Hélène Bergès (born August 27, 1966 in Pau) is a French scientist and was the Director of the French Plant Genomic Resources Center from its foundation until 2019.

==Education==
Bergès completed a doctorate in 1995 at the Toulouse III - Paul Sabatier University in the fields of genetics and molecular biology.

==Career==
After her PhD, Bergès joined the National Institute for Agricultural Research (INRA) in 1998, to first focus on research in studying plant interactions with microbes. In 2003, her position at INRA allowed her to found a separate department called the French Plant Genomic Resources Center (CNRGV) where she was the director until 2019. Employing some twenty people, the CNRGV is involved in various international sequencing consortia, develops various projects funded by the French Government (Grand Emprunt), the French National Research Agency (ANR) or the European Union, in collaboration with various laboratories all around the world.
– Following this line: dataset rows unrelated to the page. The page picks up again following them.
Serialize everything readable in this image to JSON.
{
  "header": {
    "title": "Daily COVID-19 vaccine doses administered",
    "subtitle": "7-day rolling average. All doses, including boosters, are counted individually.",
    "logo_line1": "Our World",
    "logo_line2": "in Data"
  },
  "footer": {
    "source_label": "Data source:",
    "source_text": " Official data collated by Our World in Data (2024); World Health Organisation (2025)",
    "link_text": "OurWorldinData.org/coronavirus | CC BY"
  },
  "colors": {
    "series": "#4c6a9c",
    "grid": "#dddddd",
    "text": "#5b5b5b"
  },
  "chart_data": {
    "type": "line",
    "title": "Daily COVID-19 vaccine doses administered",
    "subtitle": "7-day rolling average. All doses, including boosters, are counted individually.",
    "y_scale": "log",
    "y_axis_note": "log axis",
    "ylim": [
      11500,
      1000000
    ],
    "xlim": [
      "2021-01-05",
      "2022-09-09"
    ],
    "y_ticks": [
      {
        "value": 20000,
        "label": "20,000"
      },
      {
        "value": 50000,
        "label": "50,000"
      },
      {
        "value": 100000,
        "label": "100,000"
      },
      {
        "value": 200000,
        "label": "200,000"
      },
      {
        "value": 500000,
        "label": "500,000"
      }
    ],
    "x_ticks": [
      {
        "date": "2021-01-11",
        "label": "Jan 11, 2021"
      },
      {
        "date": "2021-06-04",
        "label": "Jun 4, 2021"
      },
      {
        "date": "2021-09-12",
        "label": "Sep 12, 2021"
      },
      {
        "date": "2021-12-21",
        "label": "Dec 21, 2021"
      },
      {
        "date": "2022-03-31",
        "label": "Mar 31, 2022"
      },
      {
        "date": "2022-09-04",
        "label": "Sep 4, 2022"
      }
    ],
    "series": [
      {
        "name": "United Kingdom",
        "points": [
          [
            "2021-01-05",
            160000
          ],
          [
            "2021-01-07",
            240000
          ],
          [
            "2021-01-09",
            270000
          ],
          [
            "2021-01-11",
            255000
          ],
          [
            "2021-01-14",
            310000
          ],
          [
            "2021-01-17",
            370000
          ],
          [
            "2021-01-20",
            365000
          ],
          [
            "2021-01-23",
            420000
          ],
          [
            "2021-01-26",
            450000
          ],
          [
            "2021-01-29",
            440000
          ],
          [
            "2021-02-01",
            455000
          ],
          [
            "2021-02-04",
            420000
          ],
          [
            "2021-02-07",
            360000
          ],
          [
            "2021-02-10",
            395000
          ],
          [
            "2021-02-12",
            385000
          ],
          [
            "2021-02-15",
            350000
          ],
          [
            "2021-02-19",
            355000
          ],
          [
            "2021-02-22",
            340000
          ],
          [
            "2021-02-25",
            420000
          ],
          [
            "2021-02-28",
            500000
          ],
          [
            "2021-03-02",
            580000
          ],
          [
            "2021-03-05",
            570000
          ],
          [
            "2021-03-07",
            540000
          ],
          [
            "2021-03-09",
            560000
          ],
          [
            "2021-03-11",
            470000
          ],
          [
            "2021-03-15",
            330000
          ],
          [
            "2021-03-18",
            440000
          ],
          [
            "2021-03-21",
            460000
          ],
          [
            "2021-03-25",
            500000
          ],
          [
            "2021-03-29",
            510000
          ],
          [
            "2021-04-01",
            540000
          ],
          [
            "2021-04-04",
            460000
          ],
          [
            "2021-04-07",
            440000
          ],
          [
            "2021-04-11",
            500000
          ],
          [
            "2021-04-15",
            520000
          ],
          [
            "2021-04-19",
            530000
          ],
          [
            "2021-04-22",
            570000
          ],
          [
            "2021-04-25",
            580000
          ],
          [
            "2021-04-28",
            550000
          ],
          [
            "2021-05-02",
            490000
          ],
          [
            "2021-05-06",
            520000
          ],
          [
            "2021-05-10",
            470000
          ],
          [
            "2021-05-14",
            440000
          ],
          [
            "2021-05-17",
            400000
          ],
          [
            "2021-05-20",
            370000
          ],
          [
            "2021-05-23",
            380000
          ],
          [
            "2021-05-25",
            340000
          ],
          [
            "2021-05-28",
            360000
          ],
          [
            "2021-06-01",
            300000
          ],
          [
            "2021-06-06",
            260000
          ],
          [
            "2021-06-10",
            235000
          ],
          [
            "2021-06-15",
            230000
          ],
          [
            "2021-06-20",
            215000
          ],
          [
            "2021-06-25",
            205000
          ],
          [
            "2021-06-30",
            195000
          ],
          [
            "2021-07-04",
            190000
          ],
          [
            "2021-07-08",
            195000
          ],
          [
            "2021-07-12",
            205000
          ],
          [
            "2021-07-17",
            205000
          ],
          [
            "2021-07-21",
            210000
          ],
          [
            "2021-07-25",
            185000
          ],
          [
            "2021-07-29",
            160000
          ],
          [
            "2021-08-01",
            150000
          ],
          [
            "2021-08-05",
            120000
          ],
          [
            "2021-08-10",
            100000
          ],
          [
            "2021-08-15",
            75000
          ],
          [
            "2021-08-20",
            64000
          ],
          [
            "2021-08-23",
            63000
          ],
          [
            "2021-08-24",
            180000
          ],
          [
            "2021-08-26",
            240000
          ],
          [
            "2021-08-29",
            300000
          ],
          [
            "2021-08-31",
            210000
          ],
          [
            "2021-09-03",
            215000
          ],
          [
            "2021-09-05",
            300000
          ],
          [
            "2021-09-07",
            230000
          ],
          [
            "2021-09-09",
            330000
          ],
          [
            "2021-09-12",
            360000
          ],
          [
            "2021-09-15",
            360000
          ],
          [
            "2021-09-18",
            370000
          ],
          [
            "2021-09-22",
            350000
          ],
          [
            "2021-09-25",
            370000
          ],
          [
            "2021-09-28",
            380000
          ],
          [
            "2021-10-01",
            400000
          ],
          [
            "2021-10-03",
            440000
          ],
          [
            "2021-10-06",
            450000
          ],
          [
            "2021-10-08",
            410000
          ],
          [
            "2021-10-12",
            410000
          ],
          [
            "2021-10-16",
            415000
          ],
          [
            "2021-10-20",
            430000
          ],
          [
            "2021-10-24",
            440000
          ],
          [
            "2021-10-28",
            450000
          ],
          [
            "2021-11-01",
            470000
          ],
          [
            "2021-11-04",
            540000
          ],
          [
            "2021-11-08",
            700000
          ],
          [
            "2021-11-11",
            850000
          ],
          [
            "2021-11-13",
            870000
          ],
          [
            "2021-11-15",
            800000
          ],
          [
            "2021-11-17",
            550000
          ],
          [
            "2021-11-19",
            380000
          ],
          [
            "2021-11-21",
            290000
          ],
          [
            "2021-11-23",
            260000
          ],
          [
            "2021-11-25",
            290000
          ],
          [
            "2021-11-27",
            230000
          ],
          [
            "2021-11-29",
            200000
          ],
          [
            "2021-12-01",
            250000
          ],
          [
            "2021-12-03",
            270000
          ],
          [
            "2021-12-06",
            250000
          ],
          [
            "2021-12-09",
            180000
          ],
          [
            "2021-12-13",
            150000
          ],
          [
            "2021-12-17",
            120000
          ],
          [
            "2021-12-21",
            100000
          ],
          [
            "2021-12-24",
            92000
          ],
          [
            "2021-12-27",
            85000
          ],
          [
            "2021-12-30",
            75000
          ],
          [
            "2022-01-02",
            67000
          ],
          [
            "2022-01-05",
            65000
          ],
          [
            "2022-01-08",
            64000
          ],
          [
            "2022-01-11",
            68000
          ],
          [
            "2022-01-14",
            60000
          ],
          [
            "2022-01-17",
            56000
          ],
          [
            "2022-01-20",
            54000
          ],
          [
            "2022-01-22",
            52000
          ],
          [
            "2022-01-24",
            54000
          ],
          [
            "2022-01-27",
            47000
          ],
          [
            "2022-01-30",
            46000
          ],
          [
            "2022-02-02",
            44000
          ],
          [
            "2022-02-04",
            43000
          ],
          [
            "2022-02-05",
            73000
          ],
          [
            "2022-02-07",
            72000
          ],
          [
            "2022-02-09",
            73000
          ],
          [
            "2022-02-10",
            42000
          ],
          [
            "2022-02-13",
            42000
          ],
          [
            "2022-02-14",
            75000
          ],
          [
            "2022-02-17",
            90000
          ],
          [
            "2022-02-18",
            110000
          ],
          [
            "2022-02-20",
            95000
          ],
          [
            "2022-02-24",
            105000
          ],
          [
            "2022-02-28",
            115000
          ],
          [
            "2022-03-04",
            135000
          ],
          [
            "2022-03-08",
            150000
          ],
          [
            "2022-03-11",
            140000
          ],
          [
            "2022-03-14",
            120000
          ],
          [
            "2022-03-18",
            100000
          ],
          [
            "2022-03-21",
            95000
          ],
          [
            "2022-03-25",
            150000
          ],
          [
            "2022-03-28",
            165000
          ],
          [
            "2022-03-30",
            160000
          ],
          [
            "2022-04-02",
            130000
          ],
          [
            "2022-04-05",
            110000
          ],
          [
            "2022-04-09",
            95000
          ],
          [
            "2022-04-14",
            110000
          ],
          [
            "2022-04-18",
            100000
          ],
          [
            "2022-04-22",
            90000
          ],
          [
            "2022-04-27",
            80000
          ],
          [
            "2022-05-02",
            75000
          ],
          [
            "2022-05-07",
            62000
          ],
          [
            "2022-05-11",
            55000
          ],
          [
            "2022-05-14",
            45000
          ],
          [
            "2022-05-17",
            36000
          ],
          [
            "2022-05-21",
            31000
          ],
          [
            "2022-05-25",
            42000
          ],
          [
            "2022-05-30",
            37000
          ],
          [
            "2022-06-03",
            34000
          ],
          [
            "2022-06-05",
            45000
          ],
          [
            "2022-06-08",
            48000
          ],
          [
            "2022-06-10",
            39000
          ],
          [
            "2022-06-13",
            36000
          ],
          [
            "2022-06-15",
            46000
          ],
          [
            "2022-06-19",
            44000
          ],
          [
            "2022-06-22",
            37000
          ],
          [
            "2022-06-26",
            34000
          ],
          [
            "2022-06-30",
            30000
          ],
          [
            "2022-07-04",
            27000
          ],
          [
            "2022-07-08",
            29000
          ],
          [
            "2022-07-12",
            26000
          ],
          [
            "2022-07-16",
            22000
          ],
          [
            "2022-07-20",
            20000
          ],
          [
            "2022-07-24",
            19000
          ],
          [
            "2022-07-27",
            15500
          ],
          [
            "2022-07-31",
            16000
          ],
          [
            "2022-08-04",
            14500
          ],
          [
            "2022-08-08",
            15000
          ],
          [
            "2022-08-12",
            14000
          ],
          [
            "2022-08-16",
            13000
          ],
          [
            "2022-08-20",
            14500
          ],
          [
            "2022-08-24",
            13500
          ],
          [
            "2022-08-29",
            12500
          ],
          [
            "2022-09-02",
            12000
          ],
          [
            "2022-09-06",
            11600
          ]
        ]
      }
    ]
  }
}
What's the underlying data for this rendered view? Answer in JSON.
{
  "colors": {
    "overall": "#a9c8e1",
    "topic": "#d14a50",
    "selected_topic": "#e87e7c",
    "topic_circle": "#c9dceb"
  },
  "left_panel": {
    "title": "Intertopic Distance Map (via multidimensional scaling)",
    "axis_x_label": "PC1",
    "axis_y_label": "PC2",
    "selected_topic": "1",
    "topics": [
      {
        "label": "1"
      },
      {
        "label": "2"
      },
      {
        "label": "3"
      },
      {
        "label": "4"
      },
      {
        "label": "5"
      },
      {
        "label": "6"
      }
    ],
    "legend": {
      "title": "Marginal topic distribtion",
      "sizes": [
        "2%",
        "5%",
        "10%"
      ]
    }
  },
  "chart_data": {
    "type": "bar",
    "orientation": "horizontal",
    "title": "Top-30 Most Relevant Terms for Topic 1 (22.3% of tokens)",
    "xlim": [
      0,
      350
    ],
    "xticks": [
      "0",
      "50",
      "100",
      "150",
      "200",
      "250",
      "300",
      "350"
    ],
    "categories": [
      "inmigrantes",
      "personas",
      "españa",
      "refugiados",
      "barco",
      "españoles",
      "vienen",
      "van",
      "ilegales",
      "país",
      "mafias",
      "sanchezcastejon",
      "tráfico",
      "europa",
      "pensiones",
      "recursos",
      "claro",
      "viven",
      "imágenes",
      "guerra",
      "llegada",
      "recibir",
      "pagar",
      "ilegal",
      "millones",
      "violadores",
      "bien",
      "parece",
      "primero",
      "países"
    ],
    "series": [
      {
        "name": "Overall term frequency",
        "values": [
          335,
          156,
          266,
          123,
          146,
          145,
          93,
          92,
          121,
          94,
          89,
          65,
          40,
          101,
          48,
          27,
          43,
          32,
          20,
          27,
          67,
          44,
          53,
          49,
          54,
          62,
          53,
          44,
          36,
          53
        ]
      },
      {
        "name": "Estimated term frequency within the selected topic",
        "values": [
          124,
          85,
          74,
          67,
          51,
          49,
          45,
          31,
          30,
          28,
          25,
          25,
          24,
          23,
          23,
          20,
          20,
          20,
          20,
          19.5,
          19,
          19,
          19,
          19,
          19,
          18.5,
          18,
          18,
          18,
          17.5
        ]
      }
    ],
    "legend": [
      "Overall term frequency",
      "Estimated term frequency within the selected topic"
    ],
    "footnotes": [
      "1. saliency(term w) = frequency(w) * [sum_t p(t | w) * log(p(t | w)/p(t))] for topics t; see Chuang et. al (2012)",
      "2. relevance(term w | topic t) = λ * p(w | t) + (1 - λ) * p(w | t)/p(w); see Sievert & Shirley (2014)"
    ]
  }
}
Along other activities, Hélène Bergès is member of the scientific committee of the Parliamentary Office for the Evaluation of Scientific and Technological Options (OPECST). In 2021, she was one of the researchers highlighted in the " La Science taille XX elles" exhibition presented in Toulouse.

==Research==
Bergès' early research used Escherichia coli as a model system to examine cytokines and plasmid copy numbers. She then moved on to examine the bacterial cells associated with plant roots including the development of microarrays which allowed her to quantify gene expression in these bacteria. She was an early adopter of the need to sequence plant genomes, and her recent work includes large-scale sequencing projects including those generating genomic information on barley, wheat, and sunflowers.

==Selected publications==

- International Barley Genome Sequencing Consortium (2012). "A physical, genetic and functional sequence assembly of the barley genome"
- Becker, Anke (2004). "Global Changes in Gene Expression in Sinorhizobium meliloti 1021 under Microoxic and Symbiotic Conditions"
- Young, Nevin D. (2011). "The Medicago genome provides insight into the evolution of rhizobial symbioses"
- Yousfi, Fatma-Ezzahra (2017). "Comparative Analysis of WRKY Genes Potentially Involved in Salt Stress Responses in Triticum turgidum L. ssp. durum"
- Bergès, Hélène (2003). "Development of Sinorhizobium meliloti Pilot Macroarrays for Transcriptome Analysis"
- Bergès, Hélène (2001). "A glutamine-amidotransferase-like protein modulates FixT anti-kinase activity in Sinorhizobium meliloti"
- Bergès, H (1997). "Isolation and characterization of a priB mutant of Escherichia coli influencing plasmid copy number of delta rop ColE1-type plasmids"

==Awards and honors==
The National Institute for Agricultural Research gave Bergès their 2012 engineering award. She was one of ten recipients of the 2015 Vermeil Medal of the French Academy of Agriculture, and she was given the 2018 "Outstanding Leadership Award" from the International Wheat Genome Sequencing Consortium, for "her leadership in BAC pooling and BAC libraries". In 2015, she was made Knight of Legion of Honour, and she is also a Knight of the Order of Agricultural Merit.